Fire and Ice

Soon, brother, I will go into battle against the one by whose hand you fell. I will not defeat him. I do not have the strength. But I will strike a blow, and I will wound him, and I will call your name.

Ice and fire, fire and ice. So we are, brother, and so we were made. Fire forged you, made you and unmade you, brought you to Beleriand in the burning of the ships. Ice molded me, the star-lit wastes of the Helcaraxe, hardening my body and soul, shaping me, at last, into a king. Fire and ice, brother, you and I, scourging and sustaining our people between the twin deaths of hot and cold.

When ice touches fire it dissolves in the heat, first becoming water, then fading into mist in the air. Fire is drenched, becoming smoke, and smoke and mist merge, ascending, and become one.

I have reached the end of my wisdom. But what should wisdom avail us, we who followed our folly into exile? The peoples of Beleriand will see my one last madness, a madness worthy of one who would follow Feanor. And they will see our enemy wounded, and they will take heart in the darkness in which we have fallen.

My human allies have shown me death. They mourn it, but there are other losses greater. Cowardice, or betrayal. A life unlived. A love eternally unspoken.

If ice and fire could join, could merge into a oneness without destruction, what would that be? Red and yellow encased in a clear crystal of blue and white, like the rising of the sun at the entrance to Beleriand, flashing and reflecting, warming and cooling, more than alive.

Ice and fire, fire and ice. So we are, brother, and so we shall be. For I will come to you at the end of days, when you hold at last the Silmarils and cannot forsake them, I who should not have been born, and you will take the Silmarils that should never have been made, and we will hold them in our open hands. We will break them open, and they will fall, unheeded, a tool that has served their purpose. Not from them will come the light of Arda Healed, but from our own hearts, broken and rebroken once more.

Do you make yourself like a Silmaril?

No, brother, that you yourself have done.

And so broken, fire and ice become one. But in jewel or in smoke-filled mist, who can say?

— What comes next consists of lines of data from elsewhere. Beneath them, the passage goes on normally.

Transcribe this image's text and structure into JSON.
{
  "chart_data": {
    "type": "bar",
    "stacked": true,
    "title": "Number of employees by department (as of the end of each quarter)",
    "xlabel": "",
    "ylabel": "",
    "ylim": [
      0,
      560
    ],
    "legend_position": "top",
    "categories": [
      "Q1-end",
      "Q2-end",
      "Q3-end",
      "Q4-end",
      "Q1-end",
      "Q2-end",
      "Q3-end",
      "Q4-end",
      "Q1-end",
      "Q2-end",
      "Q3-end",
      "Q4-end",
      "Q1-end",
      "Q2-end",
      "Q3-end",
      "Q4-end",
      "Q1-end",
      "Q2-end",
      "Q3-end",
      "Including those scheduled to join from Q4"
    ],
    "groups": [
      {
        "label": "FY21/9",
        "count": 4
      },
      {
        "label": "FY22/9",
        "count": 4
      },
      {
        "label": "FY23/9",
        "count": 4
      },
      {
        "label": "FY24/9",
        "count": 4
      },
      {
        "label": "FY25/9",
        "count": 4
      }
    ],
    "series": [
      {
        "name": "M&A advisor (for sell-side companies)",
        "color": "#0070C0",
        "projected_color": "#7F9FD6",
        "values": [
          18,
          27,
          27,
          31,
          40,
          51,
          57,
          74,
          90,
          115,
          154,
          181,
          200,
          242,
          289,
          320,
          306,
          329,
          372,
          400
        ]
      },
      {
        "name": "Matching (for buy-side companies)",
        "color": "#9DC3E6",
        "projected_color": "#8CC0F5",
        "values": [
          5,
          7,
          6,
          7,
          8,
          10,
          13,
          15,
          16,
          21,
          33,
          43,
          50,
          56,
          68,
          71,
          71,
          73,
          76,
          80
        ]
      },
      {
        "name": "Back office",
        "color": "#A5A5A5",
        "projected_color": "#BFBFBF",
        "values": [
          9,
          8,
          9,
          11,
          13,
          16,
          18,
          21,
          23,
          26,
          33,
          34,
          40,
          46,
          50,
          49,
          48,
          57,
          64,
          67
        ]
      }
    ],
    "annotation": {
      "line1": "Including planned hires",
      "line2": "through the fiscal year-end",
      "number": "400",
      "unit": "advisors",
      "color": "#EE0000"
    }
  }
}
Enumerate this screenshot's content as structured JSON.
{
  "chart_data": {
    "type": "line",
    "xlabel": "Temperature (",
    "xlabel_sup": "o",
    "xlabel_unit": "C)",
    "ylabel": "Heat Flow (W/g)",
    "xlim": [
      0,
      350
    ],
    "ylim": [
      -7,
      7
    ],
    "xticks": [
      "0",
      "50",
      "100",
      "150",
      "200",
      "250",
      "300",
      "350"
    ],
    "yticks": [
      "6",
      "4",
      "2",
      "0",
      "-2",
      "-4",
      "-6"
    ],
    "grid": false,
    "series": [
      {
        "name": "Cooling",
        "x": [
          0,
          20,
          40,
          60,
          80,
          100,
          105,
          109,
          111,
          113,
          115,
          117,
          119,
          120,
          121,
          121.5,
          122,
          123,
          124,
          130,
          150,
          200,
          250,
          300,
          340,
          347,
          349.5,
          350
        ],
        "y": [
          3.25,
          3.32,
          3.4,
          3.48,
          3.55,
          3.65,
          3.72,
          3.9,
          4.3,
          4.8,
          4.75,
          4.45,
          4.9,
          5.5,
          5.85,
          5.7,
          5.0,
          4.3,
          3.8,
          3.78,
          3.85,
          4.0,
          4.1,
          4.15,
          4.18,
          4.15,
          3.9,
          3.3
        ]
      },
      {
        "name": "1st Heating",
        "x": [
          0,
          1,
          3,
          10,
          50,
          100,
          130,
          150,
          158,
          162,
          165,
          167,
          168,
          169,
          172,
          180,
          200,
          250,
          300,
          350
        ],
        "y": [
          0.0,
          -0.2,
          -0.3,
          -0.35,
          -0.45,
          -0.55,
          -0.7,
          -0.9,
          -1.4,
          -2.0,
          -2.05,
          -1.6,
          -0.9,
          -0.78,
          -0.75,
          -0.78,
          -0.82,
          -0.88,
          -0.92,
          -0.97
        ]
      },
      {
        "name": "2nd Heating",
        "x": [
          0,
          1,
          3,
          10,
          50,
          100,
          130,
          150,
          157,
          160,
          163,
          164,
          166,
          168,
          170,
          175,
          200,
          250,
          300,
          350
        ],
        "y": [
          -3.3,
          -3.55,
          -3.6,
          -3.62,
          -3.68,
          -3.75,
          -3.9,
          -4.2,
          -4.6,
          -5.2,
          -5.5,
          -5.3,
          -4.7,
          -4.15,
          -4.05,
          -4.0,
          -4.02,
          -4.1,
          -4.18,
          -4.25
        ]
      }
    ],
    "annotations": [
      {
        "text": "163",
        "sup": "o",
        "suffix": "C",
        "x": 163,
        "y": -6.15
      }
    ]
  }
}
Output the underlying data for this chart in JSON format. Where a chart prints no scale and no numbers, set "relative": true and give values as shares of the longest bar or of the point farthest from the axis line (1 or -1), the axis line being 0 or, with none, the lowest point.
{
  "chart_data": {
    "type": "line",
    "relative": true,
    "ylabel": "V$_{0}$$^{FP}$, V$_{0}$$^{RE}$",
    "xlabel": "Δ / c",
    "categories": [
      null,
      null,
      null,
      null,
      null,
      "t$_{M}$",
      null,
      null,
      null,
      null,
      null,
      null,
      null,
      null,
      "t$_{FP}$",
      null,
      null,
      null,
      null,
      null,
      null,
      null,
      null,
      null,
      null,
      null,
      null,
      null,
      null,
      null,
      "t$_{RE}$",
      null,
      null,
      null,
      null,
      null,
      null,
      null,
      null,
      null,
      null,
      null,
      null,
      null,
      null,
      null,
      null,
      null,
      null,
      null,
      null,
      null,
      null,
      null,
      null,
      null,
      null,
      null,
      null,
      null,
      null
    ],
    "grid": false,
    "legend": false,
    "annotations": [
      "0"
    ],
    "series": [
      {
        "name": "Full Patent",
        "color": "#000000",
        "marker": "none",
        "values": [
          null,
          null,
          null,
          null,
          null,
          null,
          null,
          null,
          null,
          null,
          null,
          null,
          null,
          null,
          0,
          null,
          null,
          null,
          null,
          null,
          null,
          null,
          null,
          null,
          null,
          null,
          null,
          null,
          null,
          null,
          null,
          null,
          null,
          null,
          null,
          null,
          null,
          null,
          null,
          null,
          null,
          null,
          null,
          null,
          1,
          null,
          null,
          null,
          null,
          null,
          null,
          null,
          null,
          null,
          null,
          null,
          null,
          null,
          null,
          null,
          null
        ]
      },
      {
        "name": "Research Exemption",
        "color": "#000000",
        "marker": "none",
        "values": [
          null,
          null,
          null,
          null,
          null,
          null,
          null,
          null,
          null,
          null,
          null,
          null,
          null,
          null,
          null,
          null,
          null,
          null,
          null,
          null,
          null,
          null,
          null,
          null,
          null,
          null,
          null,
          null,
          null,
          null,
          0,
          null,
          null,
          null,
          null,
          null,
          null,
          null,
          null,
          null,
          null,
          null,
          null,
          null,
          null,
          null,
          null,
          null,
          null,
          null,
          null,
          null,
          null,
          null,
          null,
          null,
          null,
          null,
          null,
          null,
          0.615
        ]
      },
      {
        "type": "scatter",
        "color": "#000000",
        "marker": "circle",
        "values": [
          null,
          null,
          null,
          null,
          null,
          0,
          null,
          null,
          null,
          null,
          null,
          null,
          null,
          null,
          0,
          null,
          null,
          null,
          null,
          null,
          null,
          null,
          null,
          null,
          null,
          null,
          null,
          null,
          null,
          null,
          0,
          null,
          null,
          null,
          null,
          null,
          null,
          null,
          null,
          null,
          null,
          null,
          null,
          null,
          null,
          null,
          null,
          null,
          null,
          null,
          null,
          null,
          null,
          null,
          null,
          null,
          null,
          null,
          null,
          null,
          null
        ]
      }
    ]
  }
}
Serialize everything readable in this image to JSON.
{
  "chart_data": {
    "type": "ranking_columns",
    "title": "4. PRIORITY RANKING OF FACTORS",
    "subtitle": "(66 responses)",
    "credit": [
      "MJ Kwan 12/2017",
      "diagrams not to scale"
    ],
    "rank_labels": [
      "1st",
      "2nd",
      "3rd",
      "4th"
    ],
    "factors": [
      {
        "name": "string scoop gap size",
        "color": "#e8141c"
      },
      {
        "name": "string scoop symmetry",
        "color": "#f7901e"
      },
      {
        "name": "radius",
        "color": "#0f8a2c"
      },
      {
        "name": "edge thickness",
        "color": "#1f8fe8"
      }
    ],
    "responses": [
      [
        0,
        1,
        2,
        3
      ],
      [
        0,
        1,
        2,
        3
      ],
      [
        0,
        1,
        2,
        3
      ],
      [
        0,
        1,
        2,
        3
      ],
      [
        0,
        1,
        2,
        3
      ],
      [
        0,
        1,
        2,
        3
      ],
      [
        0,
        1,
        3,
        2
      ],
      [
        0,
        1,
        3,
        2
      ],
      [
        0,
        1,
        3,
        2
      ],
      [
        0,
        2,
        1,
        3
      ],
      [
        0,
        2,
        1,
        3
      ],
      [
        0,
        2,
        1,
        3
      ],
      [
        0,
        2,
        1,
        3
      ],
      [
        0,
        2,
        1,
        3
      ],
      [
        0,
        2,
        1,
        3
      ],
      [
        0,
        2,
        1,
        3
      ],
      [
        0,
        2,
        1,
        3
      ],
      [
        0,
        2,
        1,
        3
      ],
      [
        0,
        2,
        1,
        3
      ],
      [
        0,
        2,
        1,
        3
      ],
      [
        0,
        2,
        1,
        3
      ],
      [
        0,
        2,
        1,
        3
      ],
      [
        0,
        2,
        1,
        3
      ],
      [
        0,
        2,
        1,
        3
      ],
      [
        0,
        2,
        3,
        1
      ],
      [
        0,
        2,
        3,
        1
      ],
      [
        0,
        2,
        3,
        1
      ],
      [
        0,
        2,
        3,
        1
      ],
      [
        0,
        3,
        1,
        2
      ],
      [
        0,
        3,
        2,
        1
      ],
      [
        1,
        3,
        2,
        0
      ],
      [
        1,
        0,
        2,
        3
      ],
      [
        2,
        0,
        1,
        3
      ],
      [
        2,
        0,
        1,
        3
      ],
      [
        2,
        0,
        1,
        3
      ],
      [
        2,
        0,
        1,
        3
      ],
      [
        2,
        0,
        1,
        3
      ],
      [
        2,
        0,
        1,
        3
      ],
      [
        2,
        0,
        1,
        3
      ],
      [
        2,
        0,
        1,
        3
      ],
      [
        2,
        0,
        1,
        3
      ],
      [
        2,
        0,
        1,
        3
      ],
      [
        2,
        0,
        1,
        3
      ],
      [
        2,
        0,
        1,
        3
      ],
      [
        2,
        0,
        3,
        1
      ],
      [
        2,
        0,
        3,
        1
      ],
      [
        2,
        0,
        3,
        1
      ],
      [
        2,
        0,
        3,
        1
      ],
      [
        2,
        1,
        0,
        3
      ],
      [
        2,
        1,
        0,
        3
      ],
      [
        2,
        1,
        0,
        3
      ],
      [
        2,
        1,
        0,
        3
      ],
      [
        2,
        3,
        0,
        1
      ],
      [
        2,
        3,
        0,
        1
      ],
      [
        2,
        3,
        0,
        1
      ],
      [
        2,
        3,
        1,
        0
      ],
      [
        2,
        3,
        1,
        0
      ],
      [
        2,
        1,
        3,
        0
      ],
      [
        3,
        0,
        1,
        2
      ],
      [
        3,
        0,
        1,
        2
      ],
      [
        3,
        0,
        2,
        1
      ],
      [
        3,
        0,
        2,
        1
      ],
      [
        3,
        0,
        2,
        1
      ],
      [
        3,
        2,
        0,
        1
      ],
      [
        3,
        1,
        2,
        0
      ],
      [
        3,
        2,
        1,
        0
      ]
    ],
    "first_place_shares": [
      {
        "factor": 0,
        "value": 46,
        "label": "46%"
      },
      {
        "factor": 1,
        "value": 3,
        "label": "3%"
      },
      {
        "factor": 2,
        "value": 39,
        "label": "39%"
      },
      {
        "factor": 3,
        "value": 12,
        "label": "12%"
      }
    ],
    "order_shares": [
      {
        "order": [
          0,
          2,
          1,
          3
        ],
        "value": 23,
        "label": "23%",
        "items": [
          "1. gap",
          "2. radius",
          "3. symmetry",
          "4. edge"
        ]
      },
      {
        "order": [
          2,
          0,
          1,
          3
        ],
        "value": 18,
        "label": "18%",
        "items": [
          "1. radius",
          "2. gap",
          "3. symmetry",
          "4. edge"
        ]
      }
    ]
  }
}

The rest I leave to my son, and yours. We who were so wise have left so much unlearned, so much forgotten that even my human allies know. In the end of days when we stand before Eru the All-Father in the remaking of the world, it will not matter whom we have defeated, but only if we have stood together against the shadow. In this you were right in the end. Though our kingdoms and even our lives shall not last, truly have we done deeds both great and terrible. In truth, we have already both gained and lost the Silmarils.

I go into battle against an enemy I cannot defeat. I will ride like a star into darkness. Your fire-spirit will be with me in the final struggle, and when I fall, brother, it will be into your waiting arms.